Alexis Tsipras a répondu de manière ferme mais diplomate : « L'objectif de cette visite, c'est que nous prenions un nouveau départ dans nos relations, dans la recherche de la paix et de la sécurité en Europe », déclarait-il en préambule à cette rencontre mardi soir. Quelques heures plus tard, au sortir de son entrevue avec Vladimir Poutine, le premier ministre grec a cependant réaffirmé son propre point de vue : « Pour résoudre cette crise profonde (en Ukraine), il faut abandonner le cercle vicieux des sanctions envers la Russie », a-t-il déclaré aux côtés du chef du Kremlin lors d'une conférence de presse retransmise à la télévision russe, ajoutant que la mise en oeuvre des accords de paix de Minsk restait « la clé » de cette résolution. Une position qui fait écho à celle tenue par son gouvernement dans le cadre des négociations sur le remboursement de la dette, alors même que des points de blocage subsistent entre la Grèce et ses créanciers (Union européenne et Fonds monétaire international) en vue du déblocage d'une tranche d'aide financière.

Or l’autre frayeur des Européens, c’est le spectre d’une aide financière russe à la Grèce. Une peur que le ministre des Finances hellène, Yanis Varoufakis, a tenu à dissiper en répétant depuis les Etats-Unis où il était en visite, que la crise grecque devait « se résoudre dans le cadre de la famille européenne ». Le chef du Kremlin l’a d’ailleurs confirmée. « La Grèce ne nous a pas adressé de demande d'aide financière. Il n'est d’ailleurs pas question d'aide mais de coopération, y compris dans le domaine financier, en lien avec de grands projets concrets », a-t-il précisé. Le président russe a insisté sur la reprise des relations économiques entre les deux pays, dont les échanges ont diminué quasiment de moitié en 2014. « Nous devons analyser ce que nous pourrions faire ensemble pour rétablir ces échanges », a expliqué le président russe, évoquant la possibilité pour Moscou de participer à des prises de participations dans des entreprises en Grèce et y investir dans des projets d'infrastructure.

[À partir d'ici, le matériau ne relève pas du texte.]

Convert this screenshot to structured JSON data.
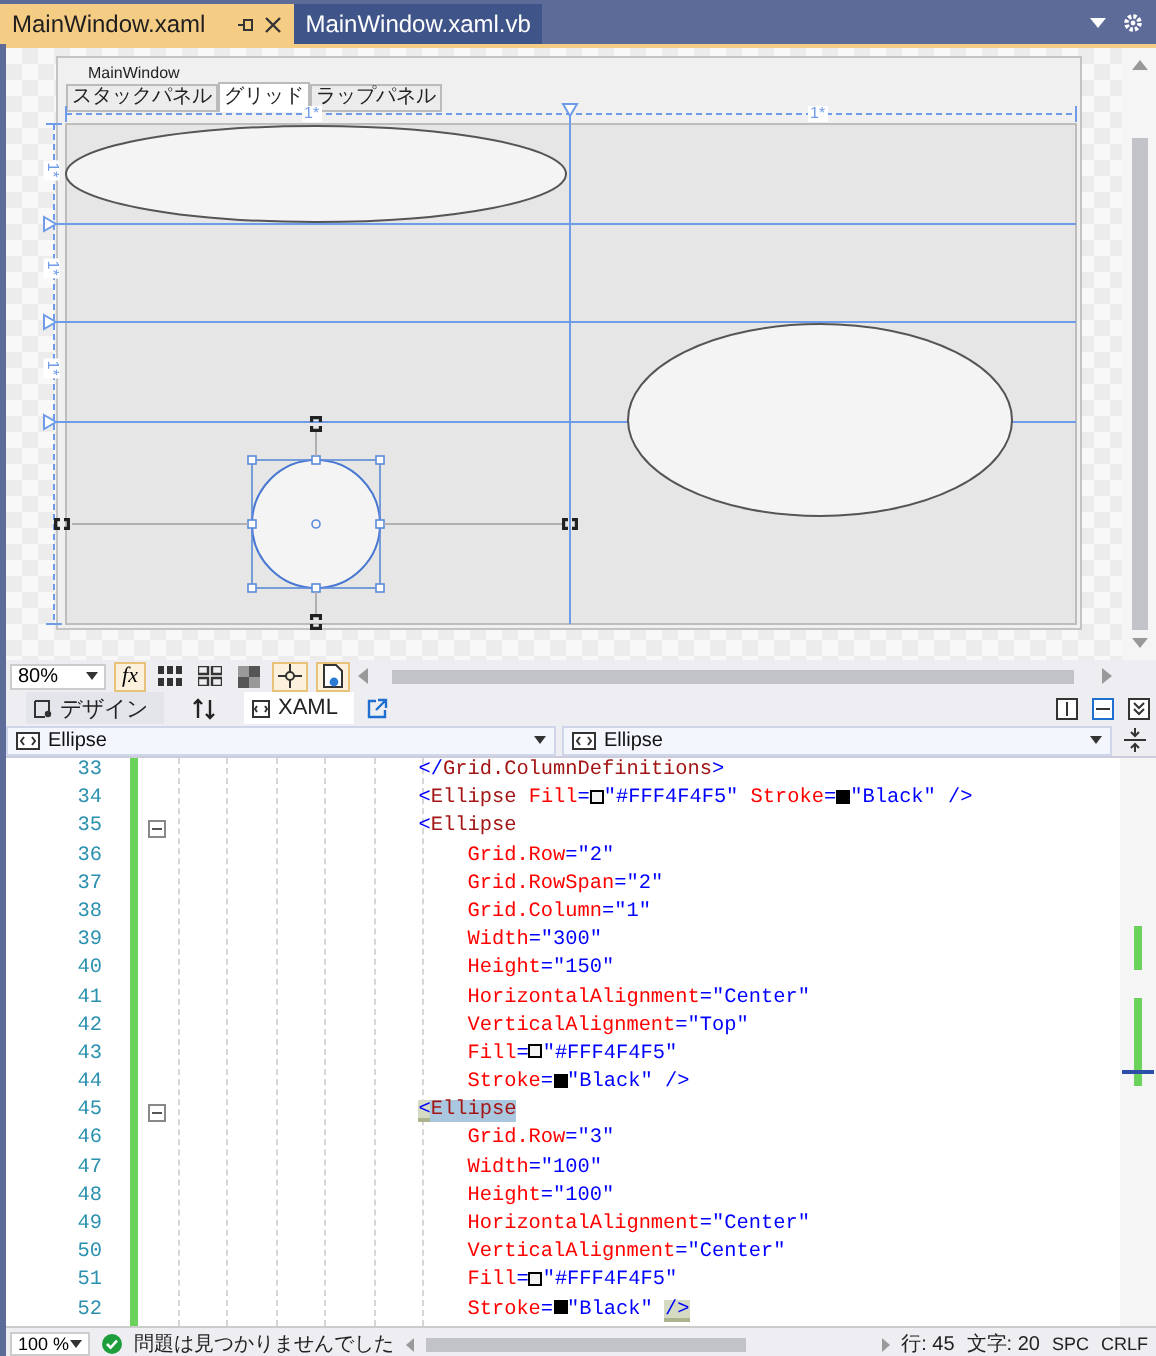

Vladimir Poutine a notamment évoqué une participation d’Athènes au projet de gazoduc Turkish Stream entre la Russie et le Turquie, qui pourrait servir de base à des livraisons de gaz russe vers le sud de l'Europe, tout en reconnaissant qu'aucun accord ferme n'avait été conclu.
Il a souligné qu'un tel projet rapporterait non seulement à Athènes « des centaines de millions d'euros » en transit de gaz russe, mais renforcerait « le statut géopolitique de la Grèce, qui deviendrait un important pays de transit pour tout le Sud de l'Europe, peut être même l'Europe Centrale ». La Russie pourrait également proposer à Athènes un rabais sur le prix du gaz qu'elle lui vend. De son côté, Alexis Tsipras a indiqué que son gouvernement souhaitait étudier des initiatives en vue d'investissements pour la construction de ce gazoduc.

Par ailleurs le ministre russe de l'Economie, Alexeï Oulioukaïev a évoqué la possibilité d'assouplir - pour la seule Grèce - l'embargo alimentaire décidé l'été dernier contre l'Union européenne en raison de la crise ukrainienne. Ce qui ne devrait guère plaire à Bruxelles. Mardi, la Commission européenne avait rappelé à Athènes que la politique commerciale était «une compétence exclusive de l'Union européenne». « Nous attendons des Etats membres (...) qu'ils parlent d'une seule voix à nos partenaires commerciaux, y compris la Russie », avait alors précisé Daniel Rosario, porte-parole de la Commission en charge des dossiers liés au commerce.